Plans for new hospital dead on arrival

This story appeared in the Antelope Valley Press May 8, 2001.

By BOB WILSON
Valley Press Staff Writer

LANCASTER - Antelope Valley Hospital Chief Executive Officer Mathew Abraham said Monday he was unsure whether they would be able to speed up plans for constructing a full-service hospital in Palmdale now that the city's negotiations with a private builder have fallen through.

That position is the same one AV Hospital has espoused for years, Palmdale Mayor Jim Ledford said.

"I don't think they've ever had a plan" for building an inpatient facility with emergency care in Palmdale, Ledford said. "It's all smoke. That's why we've been looking for other partners."

"They should just tell people that instead of interfering when we bring in a new potential operator," he said. "Instead, they've created an environment where they've raised fears about going head-to-head with a new competitor."

On Friday, Palmdale City Manager Bob Toone and Dr. Jacob Terner, head of Prospect Medical Holdings Inc., confirmed that exclusive negotiations between the city and the medical group had flat-lined.

That means the city again is extending its offer of up to $5 million in assistance to any entity willing to construct a full-service hospital in conjunction with development of a senior citizen housing complex, Toone said.

Letters extending that offer were to be sent Monday to Antelope Valley Hospital and Lancaster Community Hospital. The goal was to give the local providers another chance to build in Palmdale, the city manager said.

Abraham said Monday that until that letter is received, he would not speculate on whether AV Hospital would speed up its own plans to build in the south Antelope Valley.

"I really haven't had time to see how (the demise of Prospect's plan) is going to come into play," Abraham said. "My understanding was that (the city's financial offer) was only available in selected parts of the city,"

If that is not the case, he would have to analyze the city's offer to see how much of the assistance would be for senior housing and how much would be for hospital construction, he said.

The hospital's immediate goal is to open its new care clinic, which is nearing completion at 40th Street East and Palmdale Boulevard, Abraham said. "That is something that will be on the radar screen for the next 90 to 120 days."

"Once that is opened and operational, we can start planning for what kinds of (patient) volumes and admissions we could expect" at a full-service hospital, he said.

Palmdale's dealings with Prospect have only served to delay AV Hospital's plans for improving medical care in the south Valley, AV Hospital board member Gary Hill said.

"It's unfortunate that Prospect threw out these great hopes and didn't have what it took to back them up," Hill said.

Because of the city's negotiations with Prospect, AV Hospital turned its attention to its main campus in Lancaster, remodeling its skilled-nursing facility, adding 40 new medical-surgical beds, planning a new radiology center and preparing to seismically retrofit its primary structures, he said.

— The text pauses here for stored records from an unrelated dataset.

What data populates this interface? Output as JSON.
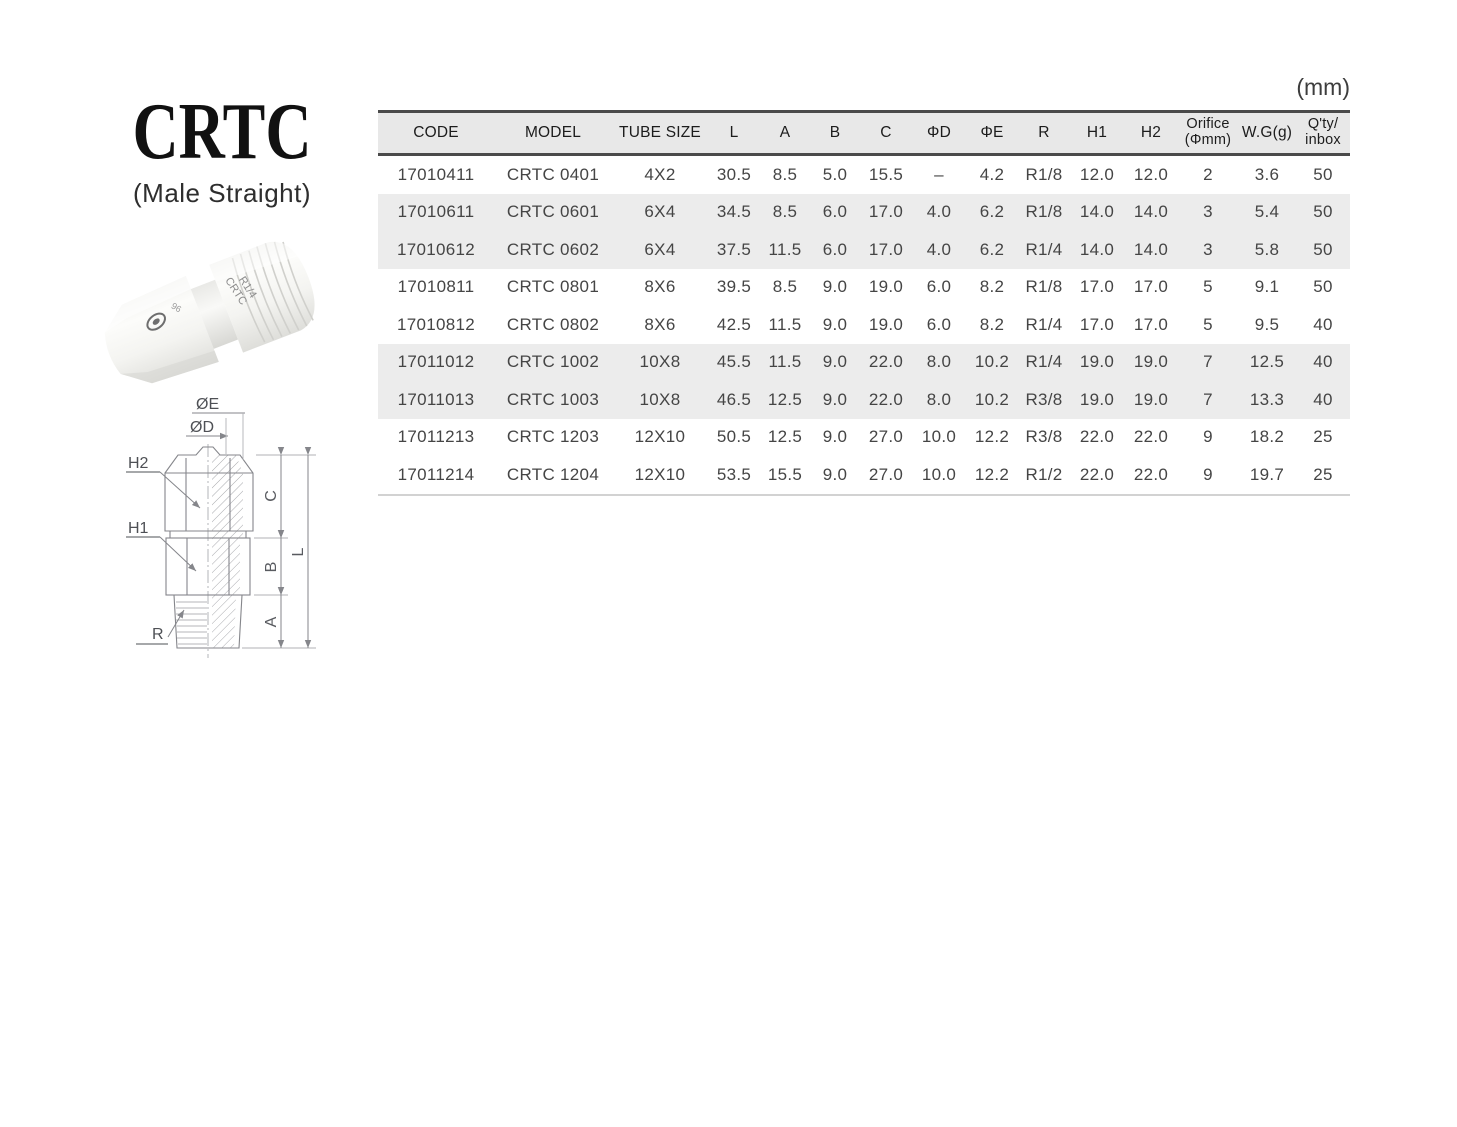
{
  "unit_label": "(mm)",
  "product": {
    "title": "CRTC",
    "subtitle": "(Male Straight)",
    "photo": {
      "marking_model": "CRTC",
      "marking_thread": "R1/4"
    }
  },
  "diagram": {
    "labels": {
      "dia_e": "ØE",
      "dia_d": "ØD",
      "h2": "H2",
      "h1": "H1",
      "r": "R",
      "dim_c": "C",
      "dim_b": "B",
      "dim_a": "A",
      "dim_l": "L"
    }
  },
  "table": {
    "columns": [
      {
        "lines": [
          "CODE"
        ]
      },
      {
        "lines": [
          "MODEL"
        ]
      },
      {
        "lines": [
          "TUBE SIZE"
        ]
      },
      {
        "lines": [
          "L"
        ]
      },
      {
        "lines": [
          "A"
        ]
      },
      {
        "lines": [
          "B"
        ]
      },
      {
        "lines": [
          "C"
        ]
      },
      {
        "lines": [
          "ΦD"
        ]
      },
      {
        "lines": [
          "ΦE"
        ]
      },
      {
        "lines": [
          "R"
        ]
      },
      {
        "lines": [
          "H1"
        ]
      },
      {
        "lines": [
          "H2"
        ]
      },
      {
        "lines": [
          "Orifice",
          "(Φmm)"
        ]
      },
      {
        "lines": [
          "W.G(g)"
        ]
      },
      {
        "lines": [
          "Q'ty/",
          "inbox"
        ]
      }
    ],
    "rows": [
      {
        "shaded": false,
        "cells": [
          "17010411",
          "CRTC 0401",
          "4X2",
          "30.5",
          "8.5",
          "5.0",
          "15.5",
          "–",
          "4.2",
          "R1/8",
          "12.0",
          "12.0",
          "2",
          "3.6",
          "50"
        ]
      },
      {
        "shaded": true,
        "cells": [
          "17010611",
          "CRTC 0601",
          "6X4",
          "34.5",
          "8.5",
          "6.0",
          "17.0",
          "4.0",
          "6.2",
          "R1/8",
          "14.0",
          "14.0",
          "3",
          "5.4",
          "50"
        ]
      },
      {
        "shaded": true,
        "cells": [
          "17010612",
          "CRTC 0602",
          "6X4",
          "37.5",
          "11.5",
          "6.0",
          "17.0",
          "4.0",
          "6.2",
          "R1/4",
          "14.0",
          "14.0",
          "3",
          "5.8",
          "50"
        ]
      },
      {
        "shaded": false,
        "cells": [
          "17010811",
          "CRTC 0801",
          "8X6",
          "39.5",
          "8.5",
          "9.0",
          "19.0",
          "6.0",
          "8.2",
          "R1/8",
          "17.0",
          "17.0",
          "5",
          "9.1",
          "50"
        ]
      },
      {
        "shaded": false,
        "cells": [
          "17010812",
          "CRTC 0802",
          "8X6",
          "42.5",
          "11.5",
          "9.0",
          "19.0",
          "6.0",
          "8.2",
          "R1/4",
          "17.0",
          "17.0",
          "5",
          "9.5",
          "40"
        ]
      },
      {
        "shaded": true,
        "cells": [
          "17011012",
          "CRTC 1002",
          "10X8",
          "45.5",
          "11.5",
          "9.0",
          "22.0",
          "8.0",
          "10.2",
          "R1/4",
          "19.0",
          "19.0",
          "7",
          "12.5",
          "40"
        ]
      },
      {
        "shaded": true,
        "cells": [
          "17011013",
          "CRTC 1003",
          "10X8",
          "46.5",
          "12.5",
          "9.0",
          "22.0",
          "8.0",
          "10.2",
          "R3/8",
          "19.0",
          "19.0",
          "7",
          "13.3",
          "40"
        ]
      },
      {
        "shaded": false,
        "cells": [
          "17011213",
          "CRTC 1203",
          "12X10",
          "50.5",
          "12.5",
          "9.0",
          "27.0",
          "10.0",
          "12.2",
          "R3/8",
          "22.0",
          "22.0",
          "9",
          "18.2",
          "25"
        ]
      },
      {
        "shaded": false,
        "cells": [
          "17011214",
          "CRTC 1204",
          "12X10",
          "53.5",
          "15.5",
          "9.0",
          "27.0",
          "10.0",
          "12.2",
          "R1/2",
          "22.0",
          "22.0",
          "9",
          "19.7",
          "25"
        ]
      }
    ]
  }
}
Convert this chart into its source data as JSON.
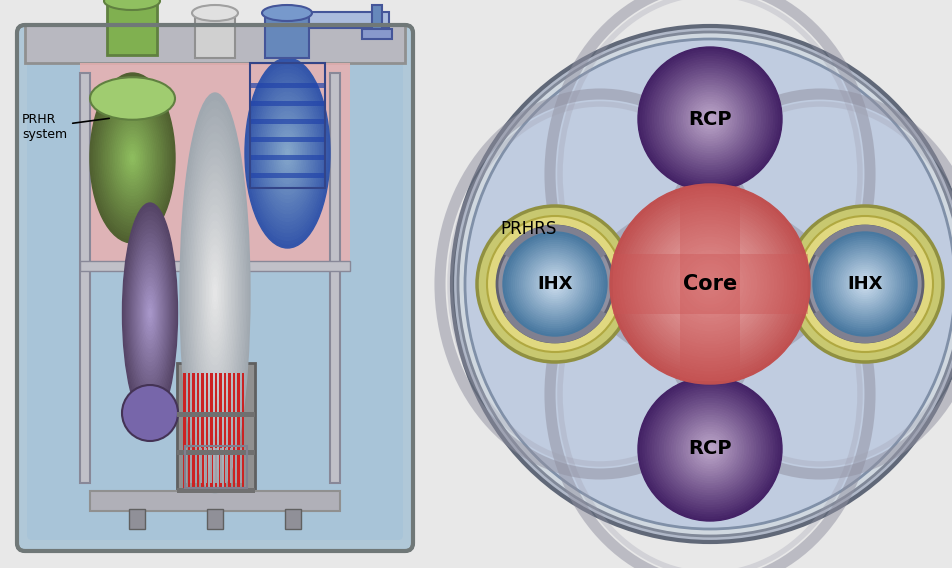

Now, the board "will assess the impact of Prospect dying off and how that fits into our long-range plans," he said. "We will probably discuss it at our May 23 board meeting."

Hill declined to estimate how soon the hospital might be able to proceed with plans to expand the new clinic by erecting inpatient facilities at the same location.

"Right now, we don't have the nurses to staff another hospital," he said.

Also, it would be unwise for AV Hospital to spread its financial resources too thin, he added.

"If we take on a project that over-expands the facilities of the hospital and that weakens our capability to provide top-notch care for the whole district, then I have harmed the district and I have not fulfilled my obligation and responsibility that I was elected to fulfill," Hill said.

Ledford said AV Hospital's lack of commitment was a return to the status quo.

"This should already be part of an overall strategy to move forward," he said. "If they're not going to do it for us, they should just get out of the way and allow us to do what we need to do to develop a new hospital" without lobbying against it publicly and privately.

Palmdale will continue to "aggressively" seek a firm or group willing to build, "and we will find one," he said.